À l’heure actuelle, il manque indéniablement de données permettant de prédire adéquatement les effets des changements climatiques sur les écosystèmes aquatiques et leur biodiversité.

En réponse à cette situation, le Groupe d’éducation et d’écosurveillance de l’eau (G3E), un organisme à but non lucratif favorisant la participation active des citoyens vis-à-vis la protection des écosystèmes aquatiques et leur mise en valeur, a mis en place, en 2017, le projet Des rivières surveillées, s’adapter pour l’avenir. Il s’agit d’un réseau permanent de suivi des cours d’eau qui vise à documenter les conséquences des changements climatiques sur les écosystèmes riverains en mettant la science citoyenne au cœur de ces suivis. Lors de la première phase (2017-2020), ce sont ainsi 60 cours d’eau à l’échelle du Québec qui ont été suivis par des jeunes et organismes engagés. Une deuxième phase est en cours (2021-2024). Pour réaliser ce suivi, le projet utilise entre autres les protocoles et outils du programme SurVol Benthos.

SurVol Benthos

SurVol Benthos est un programme de surveillance volontaire des petits cours d’eau à substrat grossier qui utilise les macroinvertébrés benthiques (MIB) comme indicateurs de la santé des cours d’eau. Créé en partenariat avec le Ministère de l’Environnement et de la Lutte contre les changements climatiques (MELCC) en 2006, il s’adresse à des organisations qui désirent faire le suivi de leurs cours d’eau et contribuer à la recherche scientifique. L’échantillonnage des macroinvertébrés benthiques est réalisé à l’automne et utilise le protocole du Guide de surveillance biologique du MELCC (MDDEFP, 2013). Suivant une méthodologie de fractionnement et de tri, les participants certifiés identifient les macroinvertébrés à la famille à l’aide d’une clé et d’un guide d’identification. Les échantillons identifiés sont ensuite acheminés au G3E, où une validation des identifications est réalisée. Les résultats de l’identification sont compilés dans la base de données du G3E afin d’obtenir l’indice de santé du benthos (ISBSurVol) du cours d’eau. Cet indice de 100 points est calculé à partir de six sous-indices, qui prennent notamment en compte la tolérance à la pollution et la diversité des MIB de l’échantillonnage. Trois catégories de l’ISBSurVol définissent l’intégrité biologique des communautés de MIB (bonne, mauvaise et précaire). L’intégrité biologique est définie comme étant «  la capacité d’un écosystème à supporter et à maintenir une communauté équilibrée, intégrée et capable de s’adapter aux changements  » (MDDEFP, 2013). Les résultats de l’indice pour chacune des stations suivies sont par la suite affichés sur la carte interactive du G3E.
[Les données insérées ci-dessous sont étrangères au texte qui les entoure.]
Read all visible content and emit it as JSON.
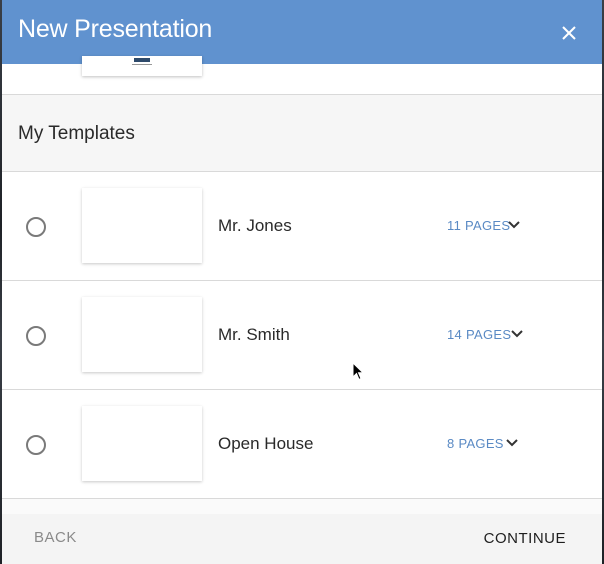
{
  "dialog": {
    "title": "New Presentation",
    "close_icon": "close-icon"
  },
  "section": {
    "label": "My Templates"
  },
  "templates": [
    {
      "name": "Mr. Jones",
      "pages": "11 PAGES",
      "selected": false
    },
    {
      "name": "Mr. Smith",
      "pages": "14 PAGES",
      "selected": false
    },
    {
      "name": "Open House",
      "pages": "8 PAGES",
      "selected": false
    }
  ],
  "footer": {
    "back_label": "BACK",
    "continue_label": "CONTINUE"
  },
  "colors": {
    "header_bg": "#6092cf",
    "pages_text": "#5a8ac4"
  }
}
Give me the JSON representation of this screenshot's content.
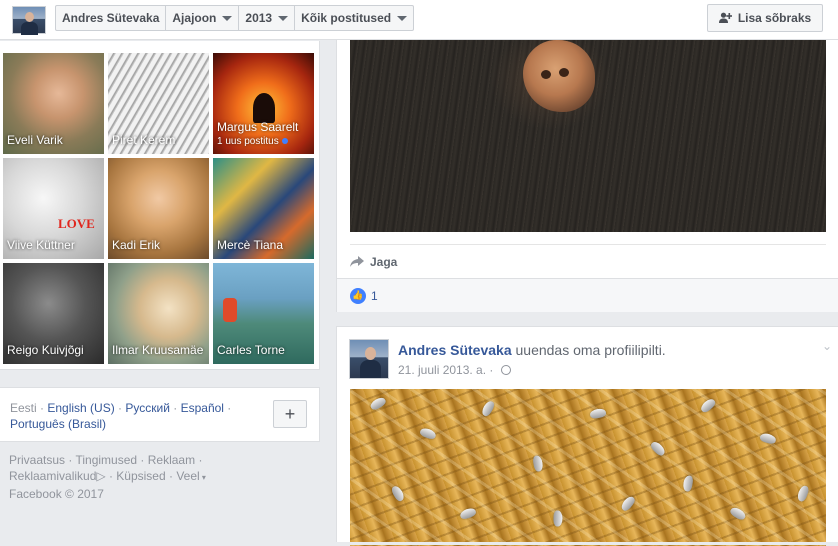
{
  "topbar": {
    "profile_name": "Andres Sütevaka",
    "timeline_label": "Ajajoon",
    "year_label": "2013",
    "filter_label": "Kõik postitused",
    "add_friend_label": "Lisa sõbraks"
  },
  "friends": [
    {
      "name": "Eveli Varik",
      "sub": ""
    },
    {
      "name": "Piret Kerem",
      "sub": ""
    },
    {
      "name": "Margus Saarelt",
      "sub": "1 uus postitus"
    },
    {
      "name": "Viive Küttner",
      "sub": ""
    },
    {
      "name": "Kadi Erik",
      "sub": ""
    },
    {
      "name": "Mercè Tiana",
      "sub": ""
    },
    {
      "name": "Reigo Kuivjõgi",
      "sub": ""
    },
    {
      "name": "Ilmar Kruusamäe",
      "sub": ""
    },
    {
      "name": "Carles Torne",
      "sub": ""
    }
  ],
  "love_text": "LOVE",
  "languages": {
    "current": "Eesti",
    "options": [
      "English (US)",
      "Русский",
      "Español",
      "Português (Brasil)"
    ],
    "add_label": "+"
  },
  "footer": {
    "links": [
      "Privaatsus",
      "Tingimused",
      "Reklaam",
      "Reklaamivalikud",
      "Küpsised",
      "Veel"
    ],
    "copyright": "Facebook © 2017"
  },
  "post1": {
    "share_label": "Jaga",
    "like_count": "1"
  },
  "post2": {
    "author": "Andres Sütevaka",
    "action": "uuendas oma profiilipilti.",
    "date": "21. juuli 2013. a."
  },
  "icons": {
    "add_friend": "add-friend-icon",
    "share": "share-arrow-icon",
    "like": "thumbs-up-icon",
    "privacy": "globe-icon",
    "options": "chevron-down-icon"
  },
  "colors": {
    "link": "#365899",
    "like_blue": "#4080ff",
    "muted": "#90949c",
    "background": "#e9ebee"
  }
}
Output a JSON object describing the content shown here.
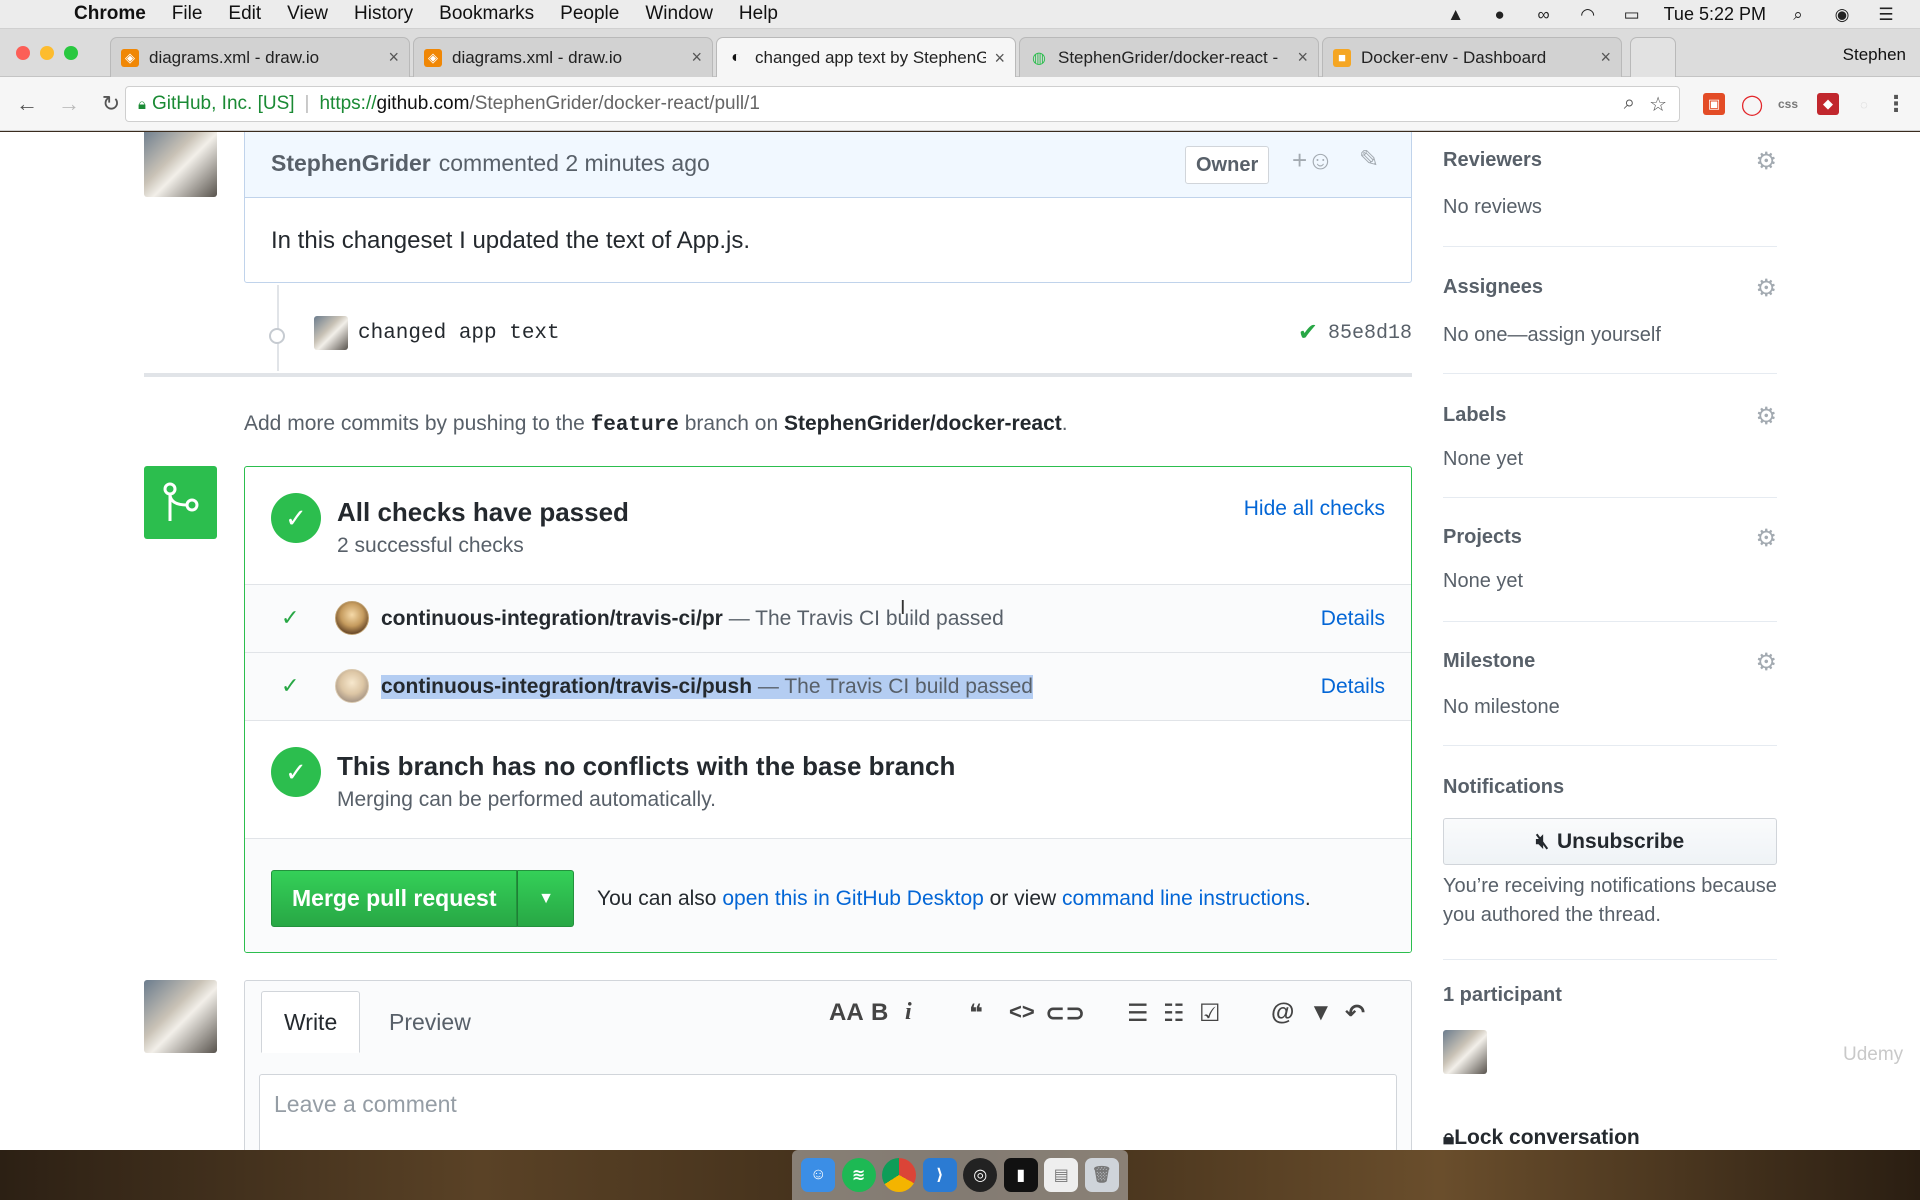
{
  "menubar": {
    "app": "Chrome",
    "items": [
      "File",
      "Edit",
      "View",
      "History",
      "Bookmarks",
      "People",
      "Window",
      "Help"
    ],
    "clock": "Tue 5:22 PM"
  },
  "tabs": [
    {
      "title": "diagrams.xml - draw.io"
    },
    {
      "title": "diagrams.xml - draw.io"
    },
    {
      "title": "changed app text by StephenG"
    },
    {
      "title": "StephenGrider/docker-react -"
    },
    {
      "title": "Docker-env - Dashboard"
    }
  ],
  "profile": "Stephen",
  "address": {
    "org": "GitHub, Inc. [US]",
    "proto": "https://",
    "host": "github.com",
    "path": "/StephenGrider/docker-react/pull/1"
  },
  "comment": {
    "author": "StephenGrider",
    "meta": "commented 2 minutes ago",
    "badge": "Owner",
    "body": "In this changeset I updated the text of App.js."
  },
  "commit": {
    "message": "changed app text",
    "sha": "85e8d18"
  },
  "push_note": {
    "prefix": "Add more commits by pushing to the",
    "branch": "feature",
    "middle": "branch on",
    "repo": "StephenGrider/docker-react",
    "suffix": "."
  },
  "checks": {
    "title": "All checks have passed",
    "subtitle": "2 successful checks",
    "hide_label": "Hide all checks",
    "items": [
      {
        "name": "continuous-integration/travis-ci/pr",
        "desc": "— The Travis CI build passed",
        "details": "Details"
      },
      {
        "name": "continuous-integration/travis-ci/push",
        "desc": "— The Travis CI build passed",
        "details": "Details"
      }
    ]
  },
  "conflicts": {
    "title": "This branch has no conflicts with the base branch",
    "subtitle": "Merging can be performed automatically."
  },
  "merge": {
    "button": "Merge pull request",
    "also_prefix": "You can also",
    "desktop_link": "open this in GitHub Desktop",
    "or_view": "or view",
    "cli_link": "command line instructions",
    "suffix": "."
  },
  "editor": {
    "tab_write": "Write",
    "tab_preview": "Preview",
    "placeholder": "Leave a comment",
    "tool_heading": "AA",
    "tool_bold": "B",
    "tool_italic": "i"
  },
  "sidebar": {
    "reviewers": {
      "title": "Reviewers",
      "value": "No reviews"
    },
    "assignees": {
      "title": "Assignees",
      "value": "No one—assign yourself"
    },
    "labels": {
      "title": "Labels",
      "value": "None yet"
    },
    "projects": {
      "title": "Projects",
      "value": "None yet"
    },
    "milestone": {
      "title": "Milestone",
      "value": "No milestone"
    },
    "notifications": {
      "title": "Notifications",
      "button": "Unsubscribe",
      "text": "You’re receiving notifications because you authored the thread."
    },
    "participants": "1 participant",
    "lock": "Lock conversation"
  },
  "watermark": "Udemy",
  "colors": {
    "green": "#2cbe4e",
    "link": "#0366d6",
    "selection": "#b4cdf2"
  }
}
Les organisations participantes doivent sélectionner deux stations à suivre, l’une d’elles devant obligatoirement être une station de référence, l’autre pouvant être également de référence ou une station dite testée. Afin de comprendre les conséquences des changements climatiques sur la santé du cours d’eau, une station de référence est essentielle. Étant une station avec peu, voire aucune perturbation anthropique, une station de référence est le meilleur état possible du cours d’eau dans une région donnée (au moins 50 % du territoire couvert de forêt). Advenant un changement par rapport à sa santé, les changements climatiques pourraient en être la cause, ce qui explique l’importance de faire le suivi de ces stations à long terme. Les suivis qui s’étendent sur plus de 10 ans sont particulièrement utiles pour examiner les effets des fluctuations à long terme de l’hydrologie ou de la température sur les communautés de MIB, qui vont être tous deux perturbés par les changements climatiques (Lawrence et al., 2010). Une station dite testée est choisie pour évaluer l’influence d’une ou de perturbations sur un cours d’eau (urbanisation, industrie, asphaltage d’une route, effets des sels de déglaçage, etc.).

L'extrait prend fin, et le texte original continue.